SAO PAULO (Reuters) - Just as Argentina have Lionel Messi, the Netherlands have Arjen Robben, and the South Americans are working hard to solve the riddle of how to stop the flying winger ahead of their World Cup semi-final.
Robben has scored three times in the tournament so far, but it is also his ability to run at defenders, draw fouls in dangerous areas and deliver crosses for team mates that has made him one of the players to watch in Brazil.
Argentina coach Alejandro Sabella said his team would be working hard to deny the 30-year-old forward space.
“He is player who can throw you off balance in a one-on-one, so we have to be especially careful with that, have players close, that is to say as grouped as possible,” Sabella told reporters on Tuesday at Corinthians arena.
“When he picks up speed, it is much more difficult to take the ball away from him,” he told a news conference on the eve of the semi-final.
Sabella said he was not worried about Robben going down easily in the penalty area - an accusation levelled at the player both at club and international level.
He is also sure he has an even greater talent.
“I think he (Robben) is a great player, an important player for the Netherlands, just like Neymar is for Brazil, Messi for Argentina, Messi the best of all. Each one is very important for their teams, but the best one of all is Messi.”
Messi has scored four goals in Brazil so far, and has been instrumental to his team’s progress to the last four.
Messi’s team mate Martin Demichelis told Argentine daily newspaper Clarin that he believed there were ways of dealing with Robben on the pitch.

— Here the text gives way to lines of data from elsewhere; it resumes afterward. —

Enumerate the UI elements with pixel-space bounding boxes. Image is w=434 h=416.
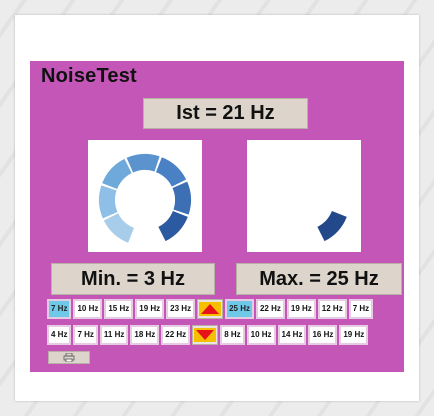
scroll-down-button[interactable]: [192, 325, 219, 345]
dial-segment: [102, 158, 132, 190]
history-cell: 14 Hz: [277, 325, 307, 345]
history-cell: 4 Hz: [47, 325, 72, 345]
history-cell: 12 Hz: [317, 299, 347, 319]
history-cell: 22 Hz: [255, 299, 285, 319]
history-cell: 19 Hz: [286, 299, 316, 319]
history-cell: 18 Hz: [130, 325, 160, 345]
history-cell: 8 Hz: [220, 325, 245, 345]
history-cell: 22 Hz: [161, 325, 191, 345]
history-cell: 23 Hz: [166, 299, 196, 319]
max-frequency: Max. = 25 Hz: [236, 263, 402, 295]
dial-segment: [172, 181, 191, 215]
history-cell: 7 Hz: [348, 299, 374, 319]
current-frequency: Ist = 21 Hz: [143, 98, 308, 129]
history-cell: 10 Hz: [73, 299, 103, 319]
history-cell: 11 Hz: [99, 325, 129, 345]
history-cell: 10 Hz: [246, 325, 276, 345]
min-frequency: Min. = 3 Hz: [51, 263, 215, 295]
dial-segment: [158, 210, 188, 242]
arrow-up-icon: [199, 302, 222, 316]
history-cell: 15 Hz: [104, 299, 134, 319]
dial-segment: [99, 185, 118, 219]
history-row-bottom: 4 Hz 7 Hz 11 Hz 18 Hz 22 Hz 8 Hz 10 Hz 1…: [47, 325, 369, 345]
app-title: NoiseTest: [41, 65, 137, 87]
dial-segment: [103, 213, 135, 243]
left-dial: [88, 140, 202, 252]
dial-segment: [126, 154, 160, 173]
arrow-down-icon: [194, 328, 217, 342]
history-cell: 7 Hz: [73, 325, 98, 345]
scroll-up-button[interactable]: [197, 299, 224, 319]
right-dial: [247, 140, 361, 252]
print-button[interactable]: [48, 351, 90, 364]
history-cell: 19 Hz: [135, 299, 165, 319]
history-cell: 19 Hz: [339, 325, 369, 345]
history-cell: 25 Hz: [225, 299, 254, 319]
print-icon: [63, 353, 75, 362]
dial-segment: [155, 157, 187, 187]
history-cell: 16 Hz: [308, 325, 338, 345]
history-row-top: 7 Hz 10 Hz 15 Hz 19 Hz 23 Hz 25 Hz 22 Hz…: [47, 299, 374, 319]
dial-segment: [317, 210, 347, 242]
history-cell: 7 Hz: [47, 299, 72, 319]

“We have to be aggressive,” the defender said in an interview. “He has to feel our passion, especially Robben, because he doesn’t like physical contact. We have to get under his skin.”
Sabella said that, as expected, Enzo Perez was likely to come into the starting lineup in place of the injured Angel Di Maria, while Marcos Rojo also looks set to start instead of Jose Basanta.
The coach was asked whether he viewed the match against the Netherlands as a chance for revenge for Argentina’s defeat at the hands of the Dutch at the 1998 World Cup, when Sabella was on the coaching staff.
“Revenge or vengeance are ugly words. That word is not in my dictionary,” he said.